By 2020, for the first time in human history, there will be more individuals over 65 than children under the age of 5.
What this astounding statistic translates to is that for many of us, if we’re not caring for our aging spouses, we’re likely caring for our parents and grandparents. And if we, ourselves, aren’t caregivers, we undoubtedly are close to someone who is.
With this reality, an intriguing and vital need has arisen: How do we care for caregivers?
While we naturally focus on those who need caregiving due to medical necessity, the fact is, primary caregivers – most often spouses and children – have profoundly important needs, as well. How do we as a society and as individuals assess and support those needs?

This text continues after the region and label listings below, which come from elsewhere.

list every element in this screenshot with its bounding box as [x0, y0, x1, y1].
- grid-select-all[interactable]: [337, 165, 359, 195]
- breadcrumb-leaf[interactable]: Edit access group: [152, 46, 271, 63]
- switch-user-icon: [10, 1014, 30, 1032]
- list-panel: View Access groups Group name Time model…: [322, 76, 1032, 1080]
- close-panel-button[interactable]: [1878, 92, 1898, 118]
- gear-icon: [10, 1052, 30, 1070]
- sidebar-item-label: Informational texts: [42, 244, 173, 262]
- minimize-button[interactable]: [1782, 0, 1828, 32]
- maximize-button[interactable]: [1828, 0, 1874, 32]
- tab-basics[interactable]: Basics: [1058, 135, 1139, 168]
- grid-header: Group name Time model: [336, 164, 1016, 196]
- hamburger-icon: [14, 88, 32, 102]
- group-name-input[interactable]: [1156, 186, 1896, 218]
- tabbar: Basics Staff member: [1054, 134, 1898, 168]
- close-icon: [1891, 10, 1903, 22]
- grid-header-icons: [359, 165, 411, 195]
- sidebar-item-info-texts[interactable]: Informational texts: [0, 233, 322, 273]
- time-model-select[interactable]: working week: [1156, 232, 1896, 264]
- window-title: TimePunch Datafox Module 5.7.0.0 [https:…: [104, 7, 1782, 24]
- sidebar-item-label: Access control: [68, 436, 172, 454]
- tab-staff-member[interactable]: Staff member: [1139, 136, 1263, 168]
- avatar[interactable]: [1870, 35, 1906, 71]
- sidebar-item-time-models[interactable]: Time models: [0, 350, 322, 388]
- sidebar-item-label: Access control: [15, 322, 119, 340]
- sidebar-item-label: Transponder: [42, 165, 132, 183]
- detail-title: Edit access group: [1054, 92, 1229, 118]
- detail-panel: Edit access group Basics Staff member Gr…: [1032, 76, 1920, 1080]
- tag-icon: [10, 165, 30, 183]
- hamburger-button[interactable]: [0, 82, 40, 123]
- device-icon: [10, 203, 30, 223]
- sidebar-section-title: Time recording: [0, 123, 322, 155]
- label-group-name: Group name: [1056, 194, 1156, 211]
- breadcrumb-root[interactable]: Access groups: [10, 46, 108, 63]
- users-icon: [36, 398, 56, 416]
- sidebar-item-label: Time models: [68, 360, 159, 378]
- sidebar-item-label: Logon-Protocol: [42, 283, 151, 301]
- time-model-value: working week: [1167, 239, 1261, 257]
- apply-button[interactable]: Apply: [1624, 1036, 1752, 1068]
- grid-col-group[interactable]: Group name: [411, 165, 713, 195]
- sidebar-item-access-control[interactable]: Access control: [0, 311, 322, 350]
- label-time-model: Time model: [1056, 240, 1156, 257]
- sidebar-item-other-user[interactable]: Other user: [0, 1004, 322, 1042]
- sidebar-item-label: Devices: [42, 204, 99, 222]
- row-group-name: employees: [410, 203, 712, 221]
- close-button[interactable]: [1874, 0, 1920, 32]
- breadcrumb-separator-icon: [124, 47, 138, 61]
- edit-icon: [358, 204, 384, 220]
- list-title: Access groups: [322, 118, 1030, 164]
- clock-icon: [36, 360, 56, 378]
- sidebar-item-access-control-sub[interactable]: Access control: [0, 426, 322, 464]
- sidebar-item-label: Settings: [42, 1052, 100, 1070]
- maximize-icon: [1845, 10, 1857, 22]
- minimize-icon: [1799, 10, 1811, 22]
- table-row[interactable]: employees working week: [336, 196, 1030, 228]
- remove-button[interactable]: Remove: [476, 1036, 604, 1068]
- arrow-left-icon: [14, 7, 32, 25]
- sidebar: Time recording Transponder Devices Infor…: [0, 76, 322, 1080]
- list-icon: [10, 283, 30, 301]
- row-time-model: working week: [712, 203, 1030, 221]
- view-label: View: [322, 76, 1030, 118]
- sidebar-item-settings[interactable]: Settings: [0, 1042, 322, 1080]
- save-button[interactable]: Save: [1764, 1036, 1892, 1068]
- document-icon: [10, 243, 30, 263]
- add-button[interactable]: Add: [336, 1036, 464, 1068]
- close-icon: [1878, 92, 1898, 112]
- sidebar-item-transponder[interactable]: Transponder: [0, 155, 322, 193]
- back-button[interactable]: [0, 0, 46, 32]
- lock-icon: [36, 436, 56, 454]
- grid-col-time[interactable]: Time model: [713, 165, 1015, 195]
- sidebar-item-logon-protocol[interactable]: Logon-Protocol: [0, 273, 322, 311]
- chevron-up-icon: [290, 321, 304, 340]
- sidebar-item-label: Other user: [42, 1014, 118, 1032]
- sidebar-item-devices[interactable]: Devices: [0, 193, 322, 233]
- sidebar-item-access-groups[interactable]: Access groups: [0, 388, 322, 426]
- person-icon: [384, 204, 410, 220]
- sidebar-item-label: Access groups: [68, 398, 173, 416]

The first step as those on the outside is to recognize the breath of the situation the caregiver is addressing. Often caregivers, based on pure love, shoulder far more responsibility than they express. Caregivers can feel every emotion from ultimate obligation to feeling as though their own needs are less important, so they rarely express the true scope of what they’re going through. As a support system for caregivers, we must make an effort to learn as much as we can about the reality of the situation, even beyond what the caregiver shares. We must strive to view the circumstance objectively and determine where the caregiver is at – physically, emotionally and mentally.
Studies show that caregivers can experience symptoms ranging from fatigue to anxiety to depression – and we don’t need a degree to recognize those symptoms. We know the personalities of those close to us, and when we see adverse changes in a caregiver, it’s a clear sign that he or she needs additional support.
While we never wish to pull a caregiver out of a situation – after all, one’s heart and soul is in it – the single most effective form of caring for a caregiver is by giving him or her a break from the circumstance via respite care. When a caregiver is serving a loved one around the clock, again, we know it takes its toll. A daily form of respite for the caregiver – where someone else assists while the primary caregiver gets a break – dramatically improves the circumstance for everyone. As family and friends of caregivers, if we can ensure respite, whether it’s through outside professionals or loved ones, it dramatically improves the circumstance. A gentleman caring for his wife with Alzheimer’s recently described how, with the support of his children, having one hour per day of respite care, so he can run his errands, has dramatically reduced his stress levels, making him a better caregiver.
Indeed, caregiving to the extent that we are is a remarkably new phenomena of which society has never known. And, more and more families are having to navigate this process every day. We still have a lot to learn, personally and culturally. However, what we know for certain is that in order to best care for those in need, we must also care for caregivers.